I was diagnosed as being autistic when I was 5 years old after being previous being diagnosed as being "profoundly deaf" at 3 years old (I was nonverbal and didn't respond to my parents at all so the doctors at the time told them I was deaf). The "deaf" diagnosis was overturned when I was 5 because I started responding to my parents and talking back to them. When I was 17, my psychiatrist who was treating me for Major Depression Disorder (an interesting time in my life that involved years of therapy and 2 tours in across three different mental hospitals because I was suicidal) diagnosed me as having Asperger's Syndrome.
Having read the article, I do have the following to say...
I never went to any sort of therapy for my autism. Originally the doctors wanted to send me to a special education school but my parents refused and insisted on sending me to regular school. I never underwent ABA or anything like that. I was quite literally thrown into the deep end of the pool and told to swim. My early childhood was largely isolated and all the way through high school I was frequently the target of bullies. That being said, I did well in school academically and I did have a small handful of friends throughout the years so my existence was not nearly so bleak as the authors. I consider the loss of my viginity to be a wonderful accident and a product of the modern age. I lost my virginity to my ENFJ who I met on the Internet. She lived in Winnipeg Manitoba and I lived in NE Florida. If I had been born a decade sooner, I'm not sure how things would have turned out.
As an adult with Aspergers, I find I largely fit in but only because I've learned how to navigate my way around. People generally find me politely and somewhat affable, and thats the persona I try very hard to project. In truth I find a lot of people to be a deeply fascinating if chaotic mess and I often find myself getting lost in watching groups of people and/or individuals and watching how they act around other people.
I've managed to maintain good relations with some people but at the present point in time I wouldn't say I really have any friends, just acquaintances. These people seem to enjoy my time and I enjoy but thats about where it ends. My ENFJ-ex and I still call and text each other a lot but by and large I'm generally left alone and most of the time I have no issue with this. It does get very lonely sometimes and I don't know how to properly reach out to people without coming off as needy or clingy when I'm going through they dry spells. As such, I tend to spend my leisure time losing myself in books, movies, or video games and I can become so immersed in them that they start feeling like the real world and reality can seem like a dream....but only sometimes. Most of the time I just suffer a bit of disorientation but I'm otherwise OK.

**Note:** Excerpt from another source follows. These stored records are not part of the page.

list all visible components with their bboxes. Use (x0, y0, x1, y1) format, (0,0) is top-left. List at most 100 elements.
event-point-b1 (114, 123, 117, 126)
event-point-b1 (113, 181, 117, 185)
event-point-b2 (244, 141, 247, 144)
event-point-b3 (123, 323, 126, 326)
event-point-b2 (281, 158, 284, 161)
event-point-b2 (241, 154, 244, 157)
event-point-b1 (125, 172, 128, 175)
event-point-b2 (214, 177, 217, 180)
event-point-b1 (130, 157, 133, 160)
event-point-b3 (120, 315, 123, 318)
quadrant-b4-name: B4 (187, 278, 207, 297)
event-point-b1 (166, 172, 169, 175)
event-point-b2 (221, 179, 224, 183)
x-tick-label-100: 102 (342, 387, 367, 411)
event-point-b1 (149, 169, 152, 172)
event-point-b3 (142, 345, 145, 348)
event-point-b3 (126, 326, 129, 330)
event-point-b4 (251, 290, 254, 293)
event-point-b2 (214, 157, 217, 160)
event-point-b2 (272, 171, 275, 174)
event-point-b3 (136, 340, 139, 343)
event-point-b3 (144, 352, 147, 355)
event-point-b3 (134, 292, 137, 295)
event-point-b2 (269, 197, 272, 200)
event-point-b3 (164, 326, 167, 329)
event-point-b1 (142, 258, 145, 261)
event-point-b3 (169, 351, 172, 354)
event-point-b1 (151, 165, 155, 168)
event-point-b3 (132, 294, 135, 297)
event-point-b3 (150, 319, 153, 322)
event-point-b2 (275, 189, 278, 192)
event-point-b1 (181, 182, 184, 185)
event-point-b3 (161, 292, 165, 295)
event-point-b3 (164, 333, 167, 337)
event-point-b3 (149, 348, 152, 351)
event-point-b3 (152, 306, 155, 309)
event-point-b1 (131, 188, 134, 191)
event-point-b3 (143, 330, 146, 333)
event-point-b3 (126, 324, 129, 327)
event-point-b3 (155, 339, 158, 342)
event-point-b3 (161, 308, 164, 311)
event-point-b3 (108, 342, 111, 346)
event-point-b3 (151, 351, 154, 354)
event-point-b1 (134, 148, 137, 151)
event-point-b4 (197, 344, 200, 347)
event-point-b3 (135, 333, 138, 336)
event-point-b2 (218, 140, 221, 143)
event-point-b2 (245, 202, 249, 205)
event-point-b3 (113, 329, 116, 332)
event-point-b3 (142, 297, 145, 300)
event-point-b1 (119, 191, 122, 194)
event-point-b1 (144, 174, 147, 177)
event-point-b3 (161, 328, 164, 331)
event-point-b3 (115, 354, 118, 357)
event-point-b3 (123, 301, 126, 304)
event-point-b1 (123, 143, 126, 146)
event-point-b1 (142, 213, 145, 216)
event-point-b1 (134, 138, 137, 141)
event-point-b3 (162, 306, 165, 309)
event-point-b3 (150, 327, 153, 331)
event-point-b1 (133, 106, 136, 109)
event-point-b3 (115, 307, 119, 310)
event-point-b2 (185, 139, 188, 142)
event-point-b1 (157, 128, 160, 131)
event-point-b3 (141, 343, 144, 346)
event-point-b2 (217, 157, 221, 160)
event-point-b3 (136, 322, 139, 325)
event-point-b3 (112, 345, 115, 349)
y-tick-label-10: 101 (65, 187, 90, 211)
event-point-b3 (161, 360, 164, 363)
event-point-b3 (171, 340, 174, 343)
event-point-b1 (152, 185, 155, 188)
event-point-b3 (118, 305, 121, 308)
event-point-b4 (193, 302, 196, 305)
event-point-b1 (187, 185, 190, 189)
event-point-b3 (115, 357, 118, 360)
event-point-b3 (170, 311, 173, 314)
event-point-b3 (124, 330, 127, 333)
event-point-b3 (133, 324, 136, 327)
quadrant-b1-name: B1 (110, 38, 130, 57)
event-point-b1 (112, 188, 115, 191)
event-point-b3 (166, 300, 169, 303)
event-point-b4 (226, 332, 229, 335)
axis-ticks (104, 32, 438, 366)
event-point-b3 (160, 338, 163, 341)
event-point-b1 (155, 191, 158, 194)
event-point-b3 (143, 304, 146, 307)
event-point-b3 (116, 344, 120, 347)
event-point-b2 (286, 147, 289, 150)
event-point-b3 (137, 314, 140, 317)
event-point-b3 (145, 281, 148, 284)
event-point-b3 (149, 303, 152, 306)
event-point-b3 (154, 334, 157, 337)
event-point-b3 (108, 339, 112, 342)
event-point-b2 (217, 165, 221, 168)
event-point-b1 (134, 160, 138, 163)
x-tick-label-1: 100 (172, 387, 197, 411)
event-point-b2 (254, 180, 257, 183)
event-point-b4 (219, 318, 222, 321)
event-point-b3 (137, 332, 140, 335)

Girlfriends and my intimate relationships are few and far between. I think I have a lot of positive qualities for a person and I feel I have a lot to offer to a potential mate, I've just yet to find one who is looking for someone like me. While at the present point in time I have voluntarily chosen to stay alone as I haven't finish processing emotionally my last breakup some months ago, I am optimistic about my future. I've noticed in the women around me that the older they get, the more they value consistency and reliability in their mates and I feel I might start to appeal more to women the older I get. I'm the co-owner of a real estate business that is prospering and I receive a steady income. I have no bad habits, I like to go dancing (and in fact have been told I am an excellent ballroom dancer), and I'm willing to try anything once although I may not be the one to take the initiative to go out and do stuff: I'm happy in my little shell and while I don't mind stepping outside of it, I dont't really feel the need to go outside of it just for the sake of doing it. My greatest flaw I would say is expressing myself emotionally: I either over do it or barely do it at all. I'm still a Feeler though, so I'm properly a little bit ahead of the curb in that respect
As such, I think I might appeal who is looking for a quiet, dependable helpmate, whomever that may be.
I wouldn't say I feel any need to go out of my way and label myself as being different some everyone else but I have found that telling friends/girlfriends about my Aspergers to be helpful as it helps them to understand some of my behaviors (that I take things so literally, that I can be very blunt and straight to the point when discussing something). I don't consider what I have to be a disability, just a quirk.